Accounting, financial year, tax period
- Double-entry bookkeeping or single-entry bookkeeping?
- Financial year
- Financial statements
- Tax period
All companies must keep accounts of their business. The company’s management is responsible for the proper management of accounting.
Accounting separates the company's and entrepreneur's personal assets, income and expenses.
Taxes are based on the books. Value added tax is paid on the basis of the sales revenue of the business. Income tax is paid for the result, indicated by the accounts after statutory adjustments.
When you set up a business
ensure that accounting is arranged – we recommend an accounting firm or an expert accountant
ensure that business receipts and supporting documents (dated and numbered) are collected and stored.
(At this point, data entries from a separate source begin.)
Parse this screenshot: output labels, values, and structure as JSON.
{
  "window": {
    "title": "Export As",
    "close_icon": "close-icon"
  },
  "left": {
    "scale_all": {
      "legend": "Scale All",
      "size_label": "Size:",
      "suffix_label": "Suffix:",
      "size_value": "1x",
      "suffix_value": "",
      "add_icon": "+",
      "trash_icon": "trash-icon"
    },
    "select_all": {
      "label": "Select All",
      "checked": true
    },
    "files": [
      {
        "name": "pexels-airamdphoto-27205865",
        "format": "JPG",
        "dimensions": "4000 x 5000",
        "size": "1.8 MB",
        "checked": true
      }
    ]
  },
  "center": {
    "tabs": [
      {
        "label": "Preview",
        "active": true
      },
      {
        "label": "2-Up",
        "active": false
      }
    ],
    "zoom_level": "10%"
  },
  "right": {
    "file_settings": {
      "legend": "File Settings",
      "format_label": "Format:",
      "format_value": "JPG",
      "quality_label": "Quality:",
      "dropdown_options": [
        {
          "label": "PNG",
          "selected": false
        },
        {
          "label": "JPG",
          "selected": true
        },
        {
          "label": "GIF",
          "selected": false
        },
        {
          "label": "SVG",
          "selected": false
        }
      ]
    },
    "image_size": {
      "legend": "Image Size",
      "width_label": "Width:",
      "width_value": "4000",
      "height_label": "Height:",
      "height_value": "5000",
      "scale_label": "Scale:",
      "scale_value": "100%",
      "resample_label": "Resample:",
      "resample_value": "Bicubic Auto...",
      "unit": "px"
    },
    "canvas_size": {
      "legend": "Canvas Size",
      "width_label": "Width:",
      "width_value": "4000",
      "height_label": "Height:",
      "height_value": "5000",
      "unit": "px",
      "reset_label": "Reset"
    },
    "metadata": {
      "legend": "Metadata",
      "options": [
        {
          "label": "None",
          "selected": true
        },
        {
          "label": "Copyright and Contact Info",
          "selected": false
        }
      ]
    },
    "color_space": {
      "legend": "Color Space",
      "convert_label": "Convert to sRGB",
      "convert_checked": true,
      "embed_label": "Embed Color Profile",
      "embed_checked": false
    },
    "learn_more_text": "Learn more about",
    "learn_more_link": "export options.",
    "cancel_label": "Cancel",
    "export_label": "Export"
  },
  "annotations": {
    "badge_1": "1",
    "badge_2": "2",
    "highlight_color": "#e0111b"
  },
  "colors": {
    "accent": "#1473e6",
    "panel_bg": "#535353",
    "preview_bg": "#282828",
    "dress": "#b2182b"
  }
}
Double-entry bookkeeping on an accruals basis is mandatory for companies and corporations.
So-called single-entry bookkeeping is allowed for business operators and self-employed persons (business name). However, for taxation purposes, business operators must adjust single-entry bookkeeping on an accruals basis.
Double-entry bookkeeping is mandatory for business operators and self-employed persons, if two out of three of the following are true:
- the balance-sheet total is over EUR 100,000
- the turnover or the corresponding earnings total over EUR 200,000
- on average, the company employed over three persons.
If the company’s financial year is not the calendar year, double-entry bookkeeping is mandatory, regardless of the type of company.
For both options, income received and expenses paid, interest and taxes, and the own use of goods and services are recorded in the books as business transactions.
In double-entry bookkeeping, the source and use of money is recorded for each business transaction. The entries show the reason for the movement of cash and the account affected by the transaction. At least two accounts must be adjusted when transactions are recorded in the books.
In taxation based on single-entry bookkeeping, account transactions are accrued on a payment basis. In other words, transactions are entered in the books according to the movement of assets in the company’s account. In single-entry bookkeeping, the financial year is always a calendar year.
For taxation purposes, business operators must adjust single-entry bookkeeping on an accruals basis.
When business operations begin, the financial year may be longer or shorter than 12 months. In the case of double-entry bookkeeping, the financial year may be a 12-month period other than the calendar year. For single-entry bookkeeping, the maximum length of the financial year is always 12 months.
The first financial year begins on the day you set up a business. The financial year is usually 12 months. However, the maximum length of the financial year is 18 months. For business operators and self-employed persons who have single-entry bookkeeping, the financial year is always a calendar year.
Example: Your company’s operations begin on 1 July 2017 and the first financial year ends on 31 December 2018. So the first financial year is from 1 July 2017 to 31 December 2018. That is, 18 months. The company’s standard financial year is 1 January–31 December.
Example: Your company’s operations begin on 1 April 2017 and the first financial year ends on 31 December 2017. So the first financial year is from 1 March 2017 to 31 December 2017. That is, 9 months. The company’s standard financial year is 1 January–31 December.
Financial statements consist of, among others
- The profit and loss account
- The balance sheet with notes
- The balance sheet specifications.
The financial statements must be drawn up within 4 months of the end of the financial year.
In most cases, business operators and self-employed persons do not have to draw up financial statements. However, financial statements must be drawn up if the financial year differs from the calendar year, or two of the following limits are exceeded in two consecutive financial years:
- the balance-sheet total is over EUR 350,000
- the turnover exceeds EUR 700,000
- during the financial year, the average number of employees was 10.
The financial statements of companies entered in the Trade Register are public.
You report and pay self-assessed taxes (such as VAT and employer contributions) for each tax period. The length of the tax period depends on your company's turnover.
When you set up a new business, report your company's turnover and financial year in the start-up notification. If you report nothing, the tax period is automatically one month.
If your company’s turnover exceeds EUR 100,000, your tax period is one month.
If your company’s turnover is EUR 30,001–100,000, your tax period is either of the following, depending on the selection you made:
- a quarter
- one month.
If your company’s turnover is EUR 0-30,000, your tax period is one of the following, depending on the selection you made:
- a quarter (employer contributions) and calendar year (VAT)
- a quarter – all self-assessed taxes
- a month – all self-assessed taxes.
If your estimate of turnover is exceeded, please notify us without delay. Report on form 4071.